Sunday is where I try to tell the truth.

Not the inspirational truth. The real one.

The kind of truth that makes you a little uncomfortable, but also a little lighter, because you stop pretending.

This week I learned three things. All three are about scaling without sacrificing your sanity.

1) The fastest way to become the bottleneck is to be the nicest person in the room

This one hit me because it looks like a virtue.

You want to be helpful. You want to be available. You want to be the leader people can count on.

So you respond quickly. You solve problems. You jump in.

And over time, your kindness becomes a training program.

You train the business to come to you first.

Not because your team is lazy. Because you are efficient.

That’s the trap.

Being the “helpful founder” feels good in the moment. It also creates dependency.

This week I caught myself doing it in small ways:

  • answering questions without asking what they think

  • stepping in before someone actually owned the outcome

  • giving feedback that wasn’t tied to a defined standard

  • approving things just to keep momentum

It felt like leadership. It was actually maintenance.

So here’s what I learned:

Nice founders create bottlenecks when they confuse kindness with rescue.

Real kindness is building a company where people can think, act, and grow.

Rescue is solving problems so you can feel needed.

If you felt that in your chest, you’re not alone.

The fix I’m practicing is simple.

When someone asks, “What should I do?” I respond with:

  • “What do you think is the right next step?”

  • “What outcome are we optimizing for here?”

  • “What are the options you see?”

  • “What would you do if I were unreachable today?”

Not because I’m trying to be difficult. Because I’m trying to build adults, not dependents.

That’s leadership.

2) Delegation does not fail because people are incapable. It fails because the handoff is vague

This week I had a small moment that exposed a big pattern.

Someone on the team asked me a question that I’ve answered a hundred times.

My first instinct was to answer fast and move on.

Instead, I paused and asked myself:

Why are they asking?

And the answer was obvious.

I never defined the rule. I never wrote down the standard. I never gave the decision boundaries.

So they did what any responsible person would do.

They escalated.

That’s not their weakness. That’s my missing structure.

Here’s what I learned:

If you don’t define “good,” you will be asked to approve everything.

So I started rewriting how I delegate.

Not “Can you handle this?” But:

  • Here is the goal.

  • Here is what “good” looks like.

  • Here are the constraints.

  • Here is how we measure success.

  • Here is when you escalate.

  • Here is when you do not.

It takes longer the first time. And then it saves you forever.

This is where founders mess up. They want delegation to create relief immediately.

It rarely does. Not at first.

At first, delegation creates friction because you are transferring clarity that used to live in your head. And your head is not a scalable place to store a business.

I also learned to stop delegating tasks and start delegating outcomes.

Tasks: “Post this.” Outcome: “Increase qualified inbound with three posts a week that hit these points, written in this voice, measured by these signals.”

Tasks create robots. Outcomes create owners.

If you want to stop being the bottleneck, you need owners.

3) Your personal operating system is either supporting your business or sabotaging it

This week I noticed something that I should have learned years ago.

When my personal life is unstructured, I seek control in business.

I respond faster. I approve more. I micromanage. I stay “on” because I’m trying to create stability.

But it’s backward.

If you want a stable business, you need a stable founder. And stable founders don’t happen by accident.

They happen by routine, rhythm, and tracking what matters.

This is why I’ve tracked my days for the last ten years.

Not because I’m obsessed with productivity.

Because I’m obsessed with staying honest.

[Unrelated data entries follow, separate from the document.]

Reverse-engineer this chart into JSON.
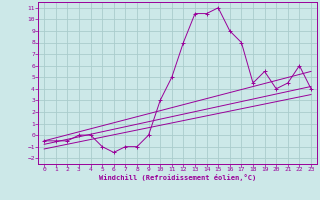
{
  "xlabel": "Windchill (Refroidissement éolien,°C)",
  "bg_color": "#cce8e8",
  "grid_color": "#aacccc",
  "line_color": "#990099",
  "xlim": [
    -0.5,
    23.5
  ],
  "ylim": [
    -2.5,
    11.5
  ],
  "xticks": [
    0,
    1,
    2,
    3,
    4,
    5,
    6,
    7,
    8,
    9,
    10,
    11,
    12,
    13,
    14,
    15,
    16,
    17,
    18,
    19,
    20,
    21,
    22,
    23
  ],
  "yticks": [
    -2,
    -1,
    0,
    1,
    2,
    3,
    4,
    5,
    6,
    7,
    8,
    9,
    10,
    11
  ],
  "curve_x": [
    0,
    1,
    2,
    3,
    4,
    5,
    6,
    7,
    8,
    9,
    10,
    11,
    12,
    13,
    14,
    15,
    16,
    17,
    18,
    19,
    20,
    21,
    22,
    23
  ],
  "curve_y": [
    -0.5,
    -0.5,
    -0.5,
    0,
    0,
    -1,
    -1.5,
    -1,
    -1,
    0,
    3,
    5,
    8,
    10.5,
    10.5,
    11,
    9,
    8,
    4.5,
    5.5,
    4,
    4.5,
    6,
    4
  ],
  "line1_x": [
    0,
    23
  ],
  "line1_y": [
    -0.8,
    4.2
  ],
  "line2_x": [
    0,
    23
  ],
  "line2_y": [
    -0.5,
    5.5
  ],
  "line3_x": [
    0,
    23
  ],
  "line3_y": [
    -1.2,
    3.5
  ]
}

When I track my day, I can’t lie about where my time went. When I journal, I can’t lie about what I’m avoiding.

That’s the real value.

So this week reinforced something I keep coming back to:

Your life needs a dashboard.

Not a fancy one. A functional one.

Something that answers:

  • What did I actually do today?

  • What did I say yes to?

  • What did I avoid?

  • What matters next?

  • Where am I leaking energy?

When you have that, your business decisions get cleaner.

You stop reacting. You start choosing.

And that is the difference between scaling and spiraling.

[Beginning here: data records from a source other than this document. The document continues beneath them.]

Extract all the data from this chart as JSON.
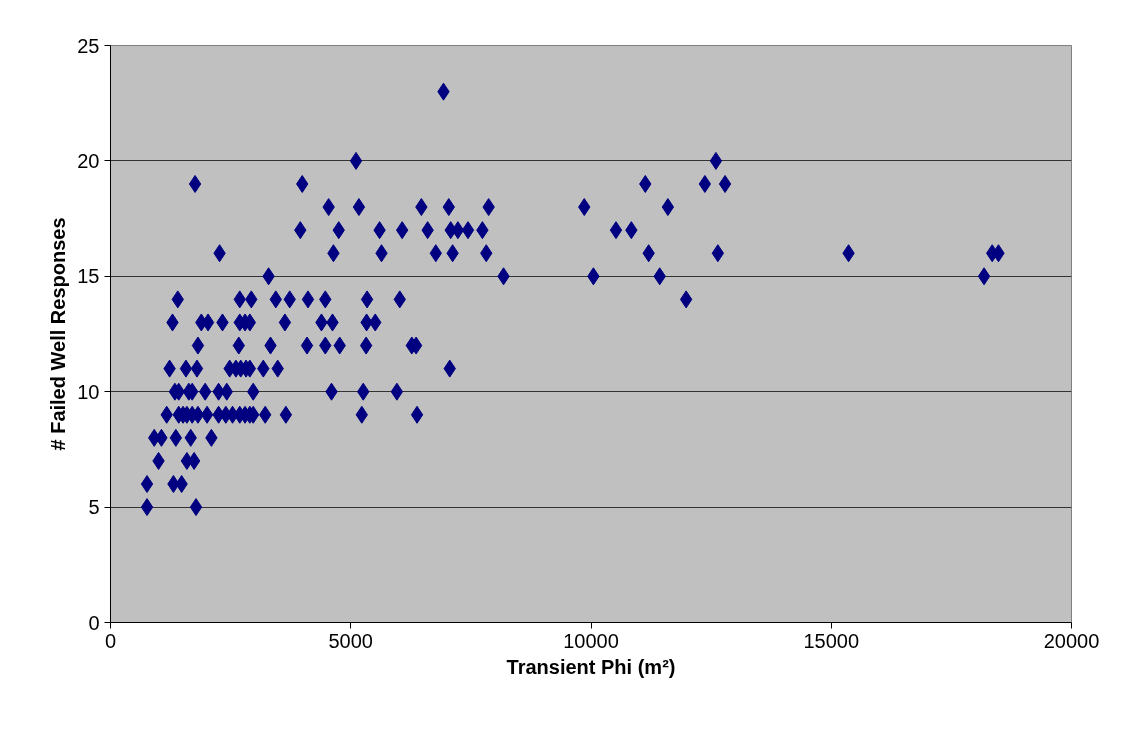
{
  "chart_data": {
    "type": "scatter",
    "xlabel": "Transient Phi (m²)",
    "ylabel": "# Failed Well Responses",
    "xlim": [
      0,
      20000
    ],
    "xticks": [
      0,
      5000,
      10000,
      15000,
      20000
    ],
    "ylim": [
      0,
      25
    ],
    "yticks": [
      0,
      5,
      10,
      15,
      20,
      25
    ],
    "grid": "y",
    "marker": "diamond",
    "series": [
      {
        "color": "#000080",
        "x": [
          6930,
          5110,
          12600,
          11130,
          12370,
          12790,
          1760,
          3990,
          9860,
          11600,
          5170,
          6470,
          7040,
          7870,
          4540,
          10520,
          10840,
          5600,
          6070,
          6600,
          7080,
          7230,
          7440,
          7740,
          3950,
          4750,
          11200,
          12640,
          15360,
          18350,
          18480,
          5640,
          6770,
          7120,
          7820,
          2270,
          4640,
          10050,
          11430,
          18180,
          8180,
          3290,
          11980,
          5340,
          6020,
          1400,
          2690,
          2930,
          3440,
          3730,
          4110,
          4470,
          5330,
          5510,
          1290,
          1890,
          2030,
          2330,
          2690,
          2800,
          2900,
          3630,
          4390,
          4620,
          5320,
          6270,
          6360,
          1820,
          2670,
          3330,
          4090,
          4470,
          4770,
          7060,
          1230,
          1570,
          1800,
          2480,
          2610,
          2710,
          2820,
          2900,
          3180,
          3480,
          5260,
          5960,
          1340,
          1420,
          1630,
          1700,
          1970,
          2250,
          2420,
          2970,
          4600,
          5230,
          6380,
          1170,
          1420,
          1510,
          1590,
          1700,
          1820,
          2010,
          2250,
          2400,
          2540,
          2690,
          2800,
          2900,
          2970,
          3220,
          3650,
          910,
          1060,
          1360,
          1670,
          2100,
          1000,
          1590,
          1740,
          760,
          1310,
          1480,
          760,
          1780
        ],
        "values": [
          23,
          20,
          20,
          19,
          19,
          19,
          19,
          19,
          18,
          18,
          18,
          18,
          18,
          18,
          18,
          17,
          17,
          17,
          17,
          17,
          17,
          17,
          17,
          17,
          17,
          17,
          16,
          16,
          16,
          16,
          16,
          16,
          16,
          16,
          16,
          16,
          16,
          15,
          15,
          15,
          15,
          15,
          14,
          14,
          14,
          14,
          14,
          14,
          14,
          14,
          14,
          14,
          13,
          13,
          13,
          13,
          13,
          13,
          13,
          13,
          13,
          13,
          13,
          13,
          12,
          12,
          12,
          12,
          12,
          12,
          12,
          12,
          12,
          11,
          11,
          11,
          11,
          11,
          11,
          11,
          11,
          11,
          11,
          11,
          10,
          10,
          10,
          10,
          10,
          10,
          10,
          10,
          10,
          10,
          10,
          9,
          9,
          9,
          9,
          9,
          9,
          9,
          9,
          9,
          9,
          9,
          9,
          9,
          9,
          9,
          9,
          9,
          9,
          8,
          8,
          8,
          8,
          8,
          7,
          7,
          7,
          6,
          6,
          6,
          5,
          5
        ]
      }
    ]
  }
}
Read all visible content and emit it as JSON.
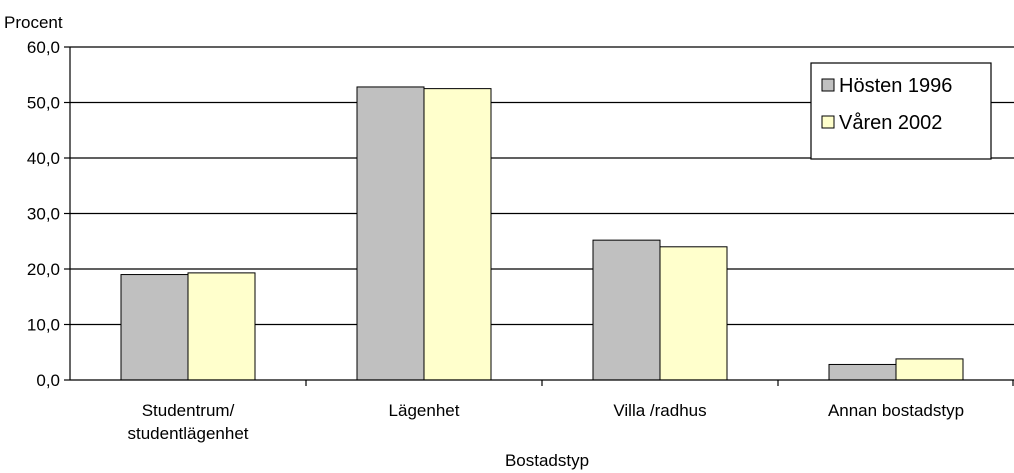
{
  "chart_data": {
    "type": "bar",
    "ylabel": "Procent",
    "xlabel": "Bostadstyp",
    "ylim": [
      0,
      60
    ],
    "yticks": [
      "0,0",
      "10,0",
      "20,0",
      "30,0",
      "40,0",
      "50,0",
      "60,0"
    ],
    "grid": true,
    "legend_position": "top-right",
    "categories": [
      [
        "Studentrum/",
        "studentlägenhet"
      ],
      [
        "Lägenhet"
      ],
      [
        "Villa /radhus"
      ],
      [
        "Annan bostadstyp"
      ]
    ],
    "series": [
      {
        "name": "Hösten 1996",
        "color": "#c0c0c0",
        "values": [
          19.0,
          52.8,
          25.2,
          2.8
        ]
      },
      {
        "name": "Våren 2002",
        "color": "#ffffcc",
        "values": [
          19.3,
          52.5,
          24.0,
          3.8
        ]
      }
    ]
  }
}
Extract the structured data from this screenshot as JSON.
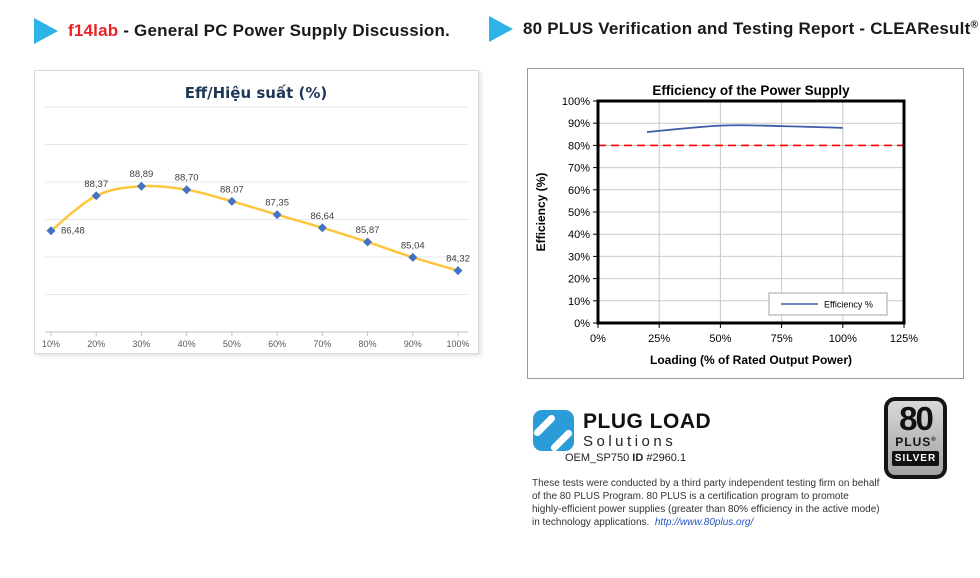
{
  "headers": {
    "left": {
      "brand": "f14lab",
      "brand_color": "#ec2227",
      "rest": " - General PC Power Supply Discussion.",
      "arrow_color": "#2eb3e8"
    },
    "right": {
      "text": "80 PLUS Verification and Testing Report - CLEAResult",
      "reg": "®",
      "arrow_color": "#2eb3e8"
    }
  },
  "chart_data": [
    {
      "type": "line",
      "title": "Eff/Hiệu suất (%)",
      "title_color": "#1f3756",
      "categories": [
        "10%",
        "20%",
        "30%",
        "40%",
        "50%",
        "60%",
        "70%",
        "80%",
        "90%",
        "100%"
      ],
      "values": [
        86.48,
        88.37,
        88.89,
        88.7,
        88.07,
        87.35,
        86.64,
        85.87,
        85.04,
        84.32
      ],
      "data_labels": [
        "86,48",
        "88,37",
        "88,89",
        "88,70",
        "88,07",
        "87,35",
        "86,64",
        "85,87",
        "85,04",
        "84,32"
      ],
      "line_color": "#ffc53d",
      "marker_color": "#4472c4",
      "xlabel": "",
      "ylabel": "",
      "ylim": [
        81,
        93.5
      ],
      "grid": true,
      "legend": false
    },
    {
      "type": "line",
      "title": "Efficiency of the Power Supply",
      "xlabel": "Loading (% of Rated Output Power)",
      "ylabel": "Efficiency (%)",
      "x_ticks": [
        "0%",
        "25%",
        "50%",
        "75%",
        "100%",
        "125%"
      ],
      "y_ticks": [
        "0%",
        "10%",
        "20%",
        "30%",
        "40%",
        "50%",
        "60%",
        "70%",
        "80%",
        "90%",
        "100%"
      ],
      "xlim": [
        0,
        125
      ],
      "ylim": [
        0,
        100
      ],
      "grid": true,
      "legend_position": "inside bottom-right",
      "series": [
        {
          "name": "Efficiency %",
          "color": "#3c5ca8",
          "x": [
            20,
            50,
            75,
            100
          ],
          "y": [
            86.0,
            88.9,
            88.7,
            87.9
          ]
        }
      ],
      "reference_line": {
        "y": 80,
        "color": "#ff0000",
        "style": "dashed"
      },
      "legend_label": "Efficiency %"
    }
  ],
  "footer": {
    "logo": {
      "title": "PLUG LOAD",
      "subtitle": "Solutions",
      "icon_color": "#2b9cd8"
    },
    "id_line": {
      "model": "OEM_SP750",
      "id_label": "ID",
      "id_value": "#2960.1"
    },
    "badge": {
      "number": "80",
      "plus": "PLUS",
      "reg": "®",
      "tier": "SILVER"
    },
    "disclaimer": {
      "text": "These tests were conducted by a third party independent testing firm on behalf of the 80 PLUS Program. 80 PLUS is a certification program to promote highly-efficient power supplies (greater than 80% efficiency in the active mode) in technology applications.",
      "link": "http://www.80plus.org/"
    }
  }
}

A small Sunday practice I’m keeping

If you want one simple habit that improves business and life, try this for the next 7 days:

The nightly three

Every night, write:

  1. What moved the business forward today?

  2. What stole time or attention today?

  3. What is the one thing I need to protect tomorrow?

It takes five minutes.

But it creates a feedback loop, and feedback loops are how you get better without turning your life into a self-improvement hobby.

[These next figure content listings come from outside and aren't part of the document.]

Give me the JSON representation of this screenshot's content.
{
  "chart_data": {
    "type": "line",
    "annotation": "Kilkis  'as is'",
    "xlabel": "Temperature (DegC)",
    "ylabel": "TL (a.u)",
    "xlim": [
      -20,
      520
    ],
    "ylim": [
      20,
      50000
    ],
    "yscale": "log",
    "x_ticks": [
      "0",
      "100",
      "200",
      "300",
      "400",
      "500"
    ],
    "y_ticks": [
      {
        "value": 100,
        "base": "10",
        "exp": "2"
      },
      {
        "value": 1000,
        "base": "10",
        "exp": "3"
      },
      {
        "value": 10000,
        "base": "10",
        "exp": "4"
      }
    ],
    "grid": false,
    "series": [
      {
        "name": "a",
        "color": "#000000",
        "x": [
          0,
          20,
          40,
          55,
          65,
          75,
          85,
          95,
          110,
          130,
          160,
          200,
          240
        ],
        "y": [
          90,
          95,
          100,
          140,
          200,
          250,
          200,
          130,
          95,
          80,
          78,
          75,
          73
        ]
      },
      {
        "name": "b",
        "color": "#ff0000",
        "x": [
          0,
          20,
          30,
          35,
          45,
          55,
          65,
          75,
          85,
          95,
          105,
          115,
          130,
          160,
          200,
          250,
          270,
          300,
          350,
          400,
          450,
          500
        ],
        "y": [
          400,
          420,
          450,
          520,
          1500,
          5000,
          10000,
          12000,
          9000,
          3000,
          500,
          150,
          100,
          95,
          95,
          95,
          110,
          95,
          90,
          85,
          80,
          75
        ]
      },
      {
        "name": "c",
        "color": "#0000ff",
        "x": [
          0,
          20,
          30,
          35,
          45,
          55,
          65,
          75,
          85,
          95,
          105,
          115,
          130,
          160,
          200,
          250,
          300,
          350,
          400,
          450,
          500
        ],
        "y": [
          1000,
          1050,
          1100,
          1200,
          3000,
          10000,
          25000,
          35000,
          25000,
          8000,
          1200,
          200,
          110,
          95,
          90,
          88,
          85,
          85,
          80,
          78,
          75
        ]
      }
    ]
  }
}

I’ve learned that founders don’t burn out because they work hard.

They burn out because everything depends on them.

And dependency feels like responsibility until it becomes suffocation.

So if you’re feeling that squeeze, don’t just try to tough it out.

Build one layer of clarity this week.

Write the rule. Define the standard. Delegate the outcome. Stop adopting monkeys that are not yours.

You don’t need to build a perfect business.

You need to build a business that doesn’t require you to be perfect.

One step, one day. Grace over guilt.